High-modulus nanocomposite scaffold based on waterborne polyurethane grafted collagen polypeptide/hydroxyapatite for potential bone healing

Abstract

A potential nanocomposite scaffold based on waterborne polyurethane grafted collagen polypeptide/hydroxyapatite (WPU-g-CP/HAp) was investigated in this research. First, a non-solvated WPU-g- CP copolymer emulsion was synthesized via water phase cross-linking copolymerization between waterborne polyurethane (WPU) prepolymer and KH550 modified collagen polypeptide (CP). Then, the WPU-g-CP/HAp was fabricated employing bionic precipitation method of HAp nanocrystals, followed by freeze-drying casting. TEM images of WPU-g-CP/HAp emulsion particles showed an assembly of polymer nano-microspheres with a HAp mineralized area.
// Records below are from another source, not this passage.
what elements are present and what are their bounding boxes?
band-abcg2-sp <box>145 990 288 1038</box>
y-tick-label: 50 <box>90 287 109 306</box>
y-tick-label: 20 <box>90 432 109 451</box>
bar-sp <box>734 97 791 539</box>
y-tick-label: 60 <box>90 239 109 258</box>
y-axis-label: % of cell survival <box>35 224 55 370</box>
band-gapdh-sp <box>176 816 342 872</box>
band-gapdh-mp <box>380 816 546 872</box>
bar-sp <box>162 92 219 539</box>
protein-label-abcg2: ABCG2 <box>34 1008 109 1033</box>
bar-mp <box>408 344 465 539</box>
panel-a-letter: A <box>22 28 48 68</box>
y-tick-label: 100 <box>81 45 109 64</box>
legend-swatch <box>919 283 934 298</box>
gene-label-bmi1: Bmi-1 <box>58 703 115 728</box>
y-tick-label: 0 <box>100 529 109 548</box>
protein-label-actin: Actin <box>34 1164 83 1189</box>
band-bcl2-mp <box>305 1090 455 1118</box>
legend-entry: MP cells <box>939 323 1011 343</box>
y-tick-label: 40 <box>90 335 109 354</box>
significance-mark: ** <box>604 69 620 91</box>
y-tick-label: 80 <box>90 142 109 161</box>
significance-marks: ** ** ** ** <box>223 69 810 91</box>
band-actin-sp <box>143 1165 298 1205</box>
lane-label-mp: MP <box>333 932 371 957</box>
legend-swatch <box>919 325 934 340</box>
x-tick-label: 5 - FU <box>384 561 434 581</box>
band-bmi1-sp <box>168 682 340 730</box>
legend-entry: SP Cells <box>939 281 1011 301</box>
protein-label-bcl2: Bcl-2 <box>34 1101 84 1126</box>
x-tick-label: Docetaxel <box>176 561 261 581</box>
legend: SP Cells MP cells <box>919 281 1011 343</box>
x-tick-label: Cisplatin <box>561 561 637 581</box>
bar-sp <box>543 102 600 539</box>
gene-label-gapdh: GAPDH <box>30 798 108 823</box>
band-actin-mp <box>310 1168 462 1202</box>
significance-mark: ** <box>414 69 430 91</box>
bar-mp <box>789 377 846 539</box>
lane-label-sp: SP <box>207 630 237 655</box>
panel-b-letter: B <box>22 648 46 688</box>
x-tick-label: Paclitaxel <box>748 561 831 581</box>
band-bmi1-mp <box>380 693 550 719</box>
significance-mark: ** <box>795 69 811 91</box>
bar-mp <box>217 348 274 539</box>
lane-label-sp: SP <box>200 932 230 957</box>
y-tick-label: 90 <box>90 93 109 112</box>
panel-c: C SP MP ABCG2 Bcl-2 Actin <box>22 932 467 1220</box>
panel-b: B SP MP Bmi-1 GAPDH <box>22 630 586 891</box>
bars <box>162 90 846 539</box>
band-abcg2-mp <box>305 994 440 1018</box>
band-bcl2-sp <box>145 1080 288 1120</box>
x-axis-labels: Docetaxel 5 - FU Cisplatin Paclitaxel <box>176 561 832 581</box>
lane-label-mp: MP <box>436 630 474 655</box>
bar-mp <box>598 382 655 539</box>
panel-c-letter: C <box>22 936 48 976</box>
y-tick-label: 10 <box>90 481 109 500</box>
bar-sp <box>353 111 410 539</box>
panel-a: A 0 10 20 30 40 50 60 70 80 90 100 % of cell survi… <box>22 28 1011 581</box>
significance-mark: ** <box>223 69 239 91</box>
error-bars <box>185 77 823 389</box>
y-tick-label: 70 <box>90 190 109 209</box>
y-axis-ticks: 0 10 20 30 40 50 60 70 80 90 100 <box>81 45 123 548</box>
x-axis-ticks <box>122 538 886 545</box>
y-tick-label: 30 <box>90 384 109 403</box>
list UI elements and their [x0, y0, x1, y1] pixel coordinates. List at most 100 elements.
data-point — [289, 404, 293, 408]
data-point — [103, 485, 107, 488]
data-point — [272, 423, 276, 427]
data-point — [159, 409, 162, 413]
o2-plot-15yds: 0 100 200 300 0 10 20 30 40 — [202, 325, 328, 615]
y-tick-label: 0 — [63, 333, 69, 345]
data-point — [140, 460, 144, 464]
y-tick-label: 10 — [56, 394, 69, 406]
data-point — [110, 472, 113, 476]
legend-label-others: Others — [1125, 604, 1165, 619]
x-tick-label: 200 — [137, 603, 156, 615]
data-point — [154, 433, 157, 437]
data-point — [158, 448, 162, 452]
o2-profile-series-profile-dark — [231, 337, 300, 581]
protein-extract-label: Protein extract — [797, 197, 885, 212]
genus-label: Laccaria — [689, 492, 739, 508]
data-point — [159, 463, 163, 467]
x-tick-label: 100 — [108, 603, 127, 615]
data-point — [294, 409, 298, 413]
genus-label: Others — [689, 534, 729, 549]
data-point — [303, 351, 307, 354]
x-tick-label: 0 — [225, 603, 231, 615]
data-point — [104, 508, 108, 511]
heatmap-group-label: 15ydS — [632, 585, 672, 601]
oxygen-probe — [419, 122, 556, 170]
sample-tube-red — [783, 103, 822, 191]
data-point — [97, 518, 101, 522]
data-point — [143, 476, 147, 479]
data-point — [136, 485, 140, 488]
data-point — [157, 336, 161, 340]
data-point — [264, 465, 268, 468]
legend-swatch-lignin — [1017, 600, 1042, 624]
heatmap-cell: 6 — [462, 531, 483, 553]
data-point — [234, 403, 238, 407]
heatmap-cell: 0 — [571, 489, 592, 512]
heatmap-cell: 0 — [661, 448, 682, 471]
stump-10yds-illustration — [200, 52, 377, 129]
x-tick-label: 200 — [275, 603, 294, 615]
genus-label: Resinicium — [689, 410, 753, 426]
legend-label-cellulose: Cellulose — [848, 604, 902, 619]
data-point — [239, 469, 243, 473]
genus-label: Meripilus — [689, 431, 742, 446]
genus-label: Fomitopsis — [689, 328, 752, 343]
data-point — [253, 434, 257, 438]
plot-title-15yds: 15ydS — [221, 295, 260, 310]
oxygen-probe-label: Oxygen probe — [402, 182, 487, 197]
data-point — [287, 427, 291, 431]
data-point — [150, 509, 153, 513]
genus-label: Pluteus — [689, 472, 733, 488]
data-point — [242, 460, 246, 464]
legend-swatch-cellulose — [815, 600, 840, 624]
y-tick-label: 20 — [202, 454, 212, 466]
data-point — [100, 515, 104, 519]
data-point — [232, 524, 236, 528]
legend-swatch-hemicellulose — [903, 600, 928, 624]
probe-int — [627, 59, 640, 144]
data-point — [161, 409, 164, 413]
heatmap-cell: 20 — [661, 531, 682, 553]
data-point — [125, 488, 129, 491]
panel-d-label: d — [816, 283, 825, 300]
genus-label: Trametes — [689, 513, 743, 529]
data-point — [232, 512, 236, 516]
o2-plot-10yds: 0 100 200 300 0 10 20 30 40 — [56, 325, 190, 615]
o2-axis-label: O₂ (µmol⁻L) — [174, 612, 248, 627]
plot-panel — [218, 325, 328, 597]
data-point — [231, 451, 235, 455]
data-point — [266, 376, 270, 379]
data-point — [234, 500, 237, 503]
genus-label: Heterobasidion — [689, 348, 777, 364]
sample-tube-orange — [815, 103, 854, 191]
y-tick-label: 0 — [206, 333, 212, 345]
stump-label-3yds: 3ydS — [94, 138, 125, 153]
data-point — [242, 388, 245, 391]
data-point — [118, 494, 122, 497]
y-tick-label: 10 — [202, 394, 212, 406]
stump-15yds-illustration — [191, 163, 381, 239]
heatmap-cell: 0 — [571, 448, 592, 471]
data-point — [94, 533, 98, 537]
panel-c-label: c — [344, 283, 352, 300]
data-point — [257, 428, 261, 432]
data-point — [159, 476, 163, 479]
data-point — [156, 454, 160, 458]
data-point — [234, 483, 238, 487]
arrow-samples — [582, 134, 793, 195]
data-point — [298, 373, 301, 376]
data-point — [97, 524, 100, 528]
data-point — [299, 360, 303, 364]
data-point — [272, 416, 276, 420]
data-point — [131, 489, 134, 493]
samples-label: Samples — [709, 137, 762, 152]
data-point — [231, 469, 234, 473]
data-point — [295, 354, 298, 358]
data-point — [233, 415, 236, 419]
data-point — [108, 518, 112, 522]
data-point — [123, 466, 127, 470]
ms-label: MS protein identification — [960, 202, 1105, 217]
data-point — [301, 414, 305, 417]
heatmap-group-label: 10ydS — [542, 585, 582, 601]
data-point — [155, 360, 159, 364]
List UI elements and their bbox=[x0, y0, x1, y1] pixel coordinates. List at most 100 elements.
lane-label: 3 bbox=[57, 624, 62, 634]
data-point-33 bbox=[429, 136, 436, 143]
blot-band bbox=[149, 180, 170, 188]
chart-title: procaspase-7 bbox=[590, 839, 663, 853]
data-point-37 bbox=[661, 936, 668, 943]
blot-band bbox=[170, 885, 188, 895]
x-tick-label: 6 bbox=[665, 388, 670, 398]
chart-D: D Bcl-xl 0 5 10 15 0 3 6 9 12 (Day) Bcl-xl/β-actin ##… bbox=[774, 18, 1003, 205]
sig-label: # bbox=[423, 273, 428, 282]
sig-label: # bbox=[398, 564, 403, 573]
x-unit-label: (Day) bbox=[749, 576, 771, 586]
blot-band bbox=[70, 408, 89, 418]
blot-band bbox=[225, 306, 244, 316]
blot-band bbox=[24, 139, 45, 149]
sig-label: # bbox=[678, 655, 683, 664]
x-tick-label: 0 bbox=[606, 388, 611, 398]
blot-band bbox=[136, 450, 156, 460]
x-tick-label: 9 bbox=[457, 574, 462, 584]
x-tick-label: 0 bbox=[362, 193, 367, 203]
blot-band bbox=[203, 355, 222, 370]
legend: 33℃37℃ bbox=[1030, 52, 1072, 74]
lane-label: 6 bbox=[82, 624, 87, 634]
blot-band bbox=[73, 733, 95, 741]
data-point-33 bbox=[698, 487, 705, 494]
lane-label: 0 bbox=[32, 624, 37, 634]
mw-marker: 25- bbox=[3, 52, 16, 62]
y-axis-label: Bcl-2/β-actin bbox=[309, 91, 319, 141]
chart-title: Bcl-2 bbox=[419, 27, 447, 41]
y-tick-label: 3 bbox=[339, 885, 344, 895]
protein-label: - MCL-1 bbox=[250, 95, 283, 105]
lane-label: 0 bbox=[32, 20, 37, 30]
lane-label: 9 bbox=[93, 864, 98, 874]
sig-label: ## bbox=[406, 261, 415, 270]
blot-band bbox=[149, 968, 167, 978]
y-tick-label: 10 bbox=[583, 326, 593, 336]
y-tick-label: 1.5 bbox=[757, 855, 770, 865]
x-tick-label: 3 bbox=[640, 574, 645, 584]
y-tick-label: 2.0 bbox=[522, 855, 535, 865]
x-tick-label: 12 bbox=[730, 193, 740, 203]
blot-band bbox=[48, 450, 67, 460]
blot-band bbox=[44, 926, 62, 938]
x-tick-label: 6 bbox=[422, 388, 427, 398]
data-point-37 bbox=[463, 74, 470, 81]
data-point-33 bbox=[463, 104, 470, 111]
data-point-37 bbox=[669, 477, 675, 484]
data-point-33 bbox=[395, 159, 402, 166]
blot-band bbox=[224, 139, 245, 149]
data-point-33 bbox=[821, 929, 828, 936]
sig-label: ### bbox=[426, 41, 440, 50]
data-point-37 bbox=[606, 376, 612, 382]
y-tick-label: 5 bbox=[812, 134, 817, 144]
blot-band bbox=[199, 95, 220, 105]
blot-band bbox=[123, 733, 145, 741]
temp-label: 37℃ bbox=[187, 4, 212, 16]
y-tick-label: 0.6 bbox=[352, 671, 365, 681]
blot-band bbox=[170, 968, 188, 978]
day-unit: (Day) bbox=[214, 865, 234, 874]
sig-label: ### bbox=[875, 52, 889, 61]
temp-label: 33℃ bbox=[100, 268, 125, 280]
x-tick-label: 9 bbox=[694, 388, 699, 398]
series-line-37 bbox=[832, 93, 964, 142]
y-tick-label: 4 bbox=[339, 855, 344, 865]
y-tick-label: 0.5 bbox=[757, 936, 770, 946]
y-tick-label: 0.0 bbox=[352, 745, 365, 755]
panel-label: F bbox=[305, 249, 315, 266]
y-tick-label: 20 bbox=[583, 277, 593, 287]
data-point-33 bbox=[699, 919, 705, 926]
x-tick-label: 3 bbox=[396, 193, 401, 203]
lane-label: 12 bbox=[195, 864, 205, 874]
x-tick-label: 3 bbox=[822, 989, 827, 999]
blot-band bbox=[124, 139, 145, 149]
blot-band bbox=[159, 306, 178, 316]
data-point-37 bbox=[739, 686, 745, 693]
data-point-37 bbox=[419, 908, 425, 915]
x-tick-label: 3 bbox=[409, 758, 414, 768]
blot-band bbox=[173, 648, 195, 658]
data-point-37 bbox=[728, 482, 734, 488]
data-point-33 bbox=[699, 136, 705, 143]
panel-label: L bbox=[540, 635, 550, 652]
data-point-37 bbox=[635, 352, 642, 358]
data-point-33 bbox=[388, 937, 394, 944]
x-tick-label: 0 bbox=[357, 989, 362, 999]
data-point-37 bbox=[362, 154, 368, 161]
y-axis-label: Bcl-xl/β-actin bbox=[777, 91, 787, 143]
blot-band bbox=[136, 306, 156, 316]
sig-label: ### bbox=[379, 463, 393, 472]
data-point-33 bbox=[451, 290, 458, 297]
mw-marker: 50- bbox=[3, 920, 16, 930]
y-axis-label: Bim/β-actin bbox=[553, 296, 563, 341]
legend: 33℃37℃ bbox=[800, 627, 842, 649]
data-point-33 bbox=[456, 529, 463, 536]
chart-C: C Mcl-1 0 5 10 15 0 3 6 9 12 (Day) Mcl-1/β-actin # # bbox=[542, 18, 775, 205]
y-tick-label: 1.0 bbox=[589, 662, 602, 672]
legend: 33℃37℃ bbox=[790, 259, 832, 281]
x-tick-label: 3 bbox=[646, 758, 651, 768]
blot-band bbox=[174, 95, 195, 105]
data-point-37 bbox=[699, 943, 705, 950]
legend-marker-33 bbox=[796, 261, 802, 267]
FT-IR and XRD results confirmed that the large quantities of HAP microcrystalline structures were formed in the WPU-g-CP/HAp nanocomposite. DMA analysis demonstrated that the WPU-g-CP/HAp had extremely high storage modulus (7000 MPa) and mechanical strength, which were very important for mechanical support as an ideal bone healing material. TG/DTG, SEM and EDS indicated that HAp has been uniformly dispersed into the nanocomposite in the form of crystallites, and showed good thermal stability and structural stability. Biodegradation test revealed that the degradation cycle of WPU-g-CP/HAp can meet the requirements of bone healing material. It could be expected that in the process of nanocomposite degradation the HAp will be continuously released into the extracellular environment to achieve bone healing via providing scaffolding for osteoconduction, proliferation, growth factors for osteoinduction, and new bone formation, which is extremely beneficial as a bone tissue healing scaffold.